How to Break the Cycle of Remedial College Classes

At least a third of college students start freshman year in remedial classes. A California project shows that it doesn't have to be that way.

This month, more than half of community college freshmen and at least a third of university students started college already behind. They're in at least one remedial course that does not count toward a degree, thus beginning at least four months—and sometimes years—delayed in getting the degree they enrolled to earn.

This colossal disappointment is largely avoidable. Students need not toil in remedial courses that cost precious time and money.

How do I know? The proof initially emerged with many students transferring from San Diego’s West Hills High School to their local community college. Like many of their fellow freshmen nationally, a whopping 95 percent of high school graduates from West Hills who received As and Bs in their senior English courses did not "pass" the placement test. Yet when allowed to enroll in college-level courses instead of remedial classes, 86 percent successfully completed college-level English, lost no time in their progress, and stayed on course toward earning a degree.

How could this be? San Diego’s Grossmont-Cuyamaca Community College District took the courageous step of trusting the work of local high school teachers and higher education faculty over the placement test.

The English Curriculum Alignment Project is an intensive and groundbreaking effort. High school teachers and college faculty teamed up to pore over years of transcript information for what is now, statewide, a 30-million student database made available through the California Partnership for Achieving Student Success. Looking at student performance over time, San Diego educators learned that students who stopped taking English courses after 10th grade needed the same level of remediation in community college as students who took advanced English courses through 12th grade.

Teachers dug deeper for the source of students' collegiate struggles. After sharing lesson plans and curricula, they learned that while teachers at both levels called it English, they were teaching entirely different things. High school teachers taught mostly literature, focusing on characters and storylines in many classic works of fiction. Meanwhile, English faculty in the community college were teaching students about argumentation and writing clearly to inform, persuade, and describe—key skills needed to succeed at work, think critically and contribute to their community. This "Eureka!" moment inspired teachers at all levels to better align their expectations and content.

Collaboration between high school and higher education teachers is a significant break from standard practice and culture. Most higher education faculty haven't the foggiest idea what the current K-12 standards in their state say, much less how they connect to the knowledge and skills of the students they greet at the start of the school year. It’s not their fault; they've been kept out of that loop. Together, San Diego teachers developed standards-based high school lesson plans that helped students organize content and write clearly with deep understanding of genre, audience, purpose, and argument. The thoughtful blend of literary and rhetorical values in the English classroom and an emphasis on rigorous writing, reading and critical thinking skills put students on a track for success in college and career.
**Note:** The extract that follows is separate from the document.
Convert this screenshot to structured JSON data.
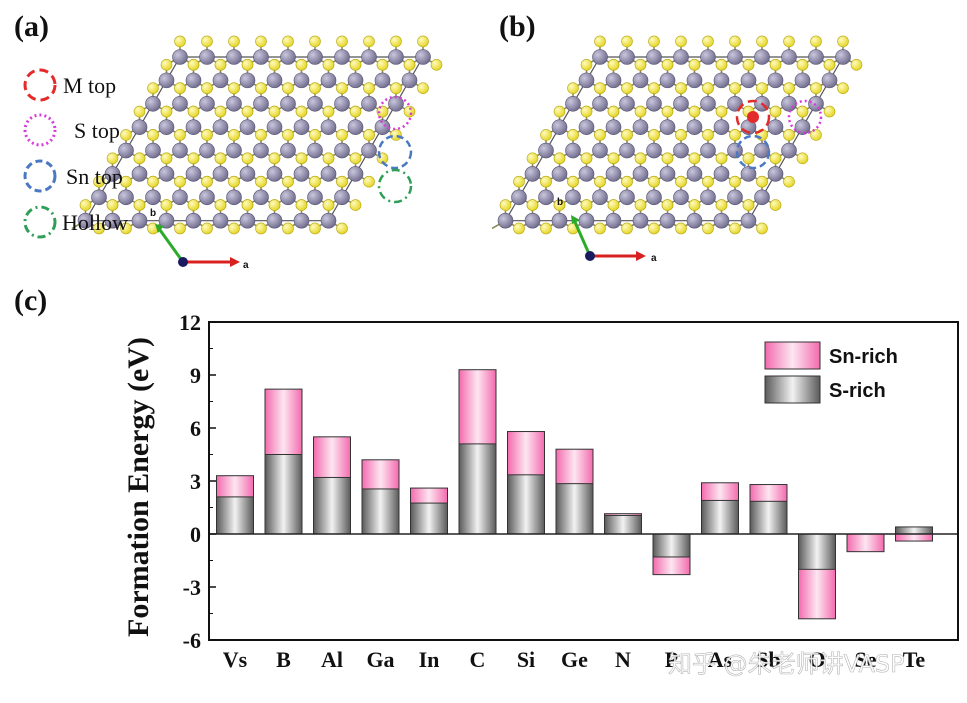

Remedial courses, and the tests that place students in them, have become a black hole—sucking time, money and ambition into a vortex from which few escape. Only 24 percent of students placed in the lowest level of English remedial courses in California ever get through. It's little wonder when you consider the mismatch in what is expected and taught in K-12 and what is expected and taught in college.

This disconnect becomes particularly disturbing as the nation moves toward adopting Common Core Standards, a valiant reform effort designed to ensure that all students receive a challenging, relevant education. However, this effort is built on quicksand unless there is school-to-college collaboration around student performance and students are taught material that aligns to these new standards.

With more than 40 states signed on to adopt the Common Core Standards in 2014, now is the time to focus on the teaching and curriculum necessary to achieve what are widely agreed to be excellent standards that prepare students for success. Simply having a standard in place is no assurance that higher education and K-12 teaching are aligned to the standard and to the expectations for college-level work.

The San Diego ECAP project is an example of what is possible when faculty across K-12 and community colleges and universities use student transitional data and work together to better know and understand what students need to succeed. This solution is hiding in plain sight, appealing to the very motivations that brought teachers into their field: a zest for inquiry and unleashing student potential. Collaborating around student performance information recognizes that higher education and K-12 teachers share the same student—just at different points in their education journey.

With the high cost of college and valuable time at stake, students and our state economies simply cannot afford blind faith in standards and a one-time test that leads up to the roadblock of remedial classes.

It’s time for a serious rethink of where and how we place our trust. K-12 and higher education must trust each other and work together to align what is taught and examine student performance data to address any barriers. If we don't do this, we’re just guessing, or worse, relying on faulty indicators. That’s not right, and San Diego shows there is a better way to help students, reduce remediation, and save taxpayer funds.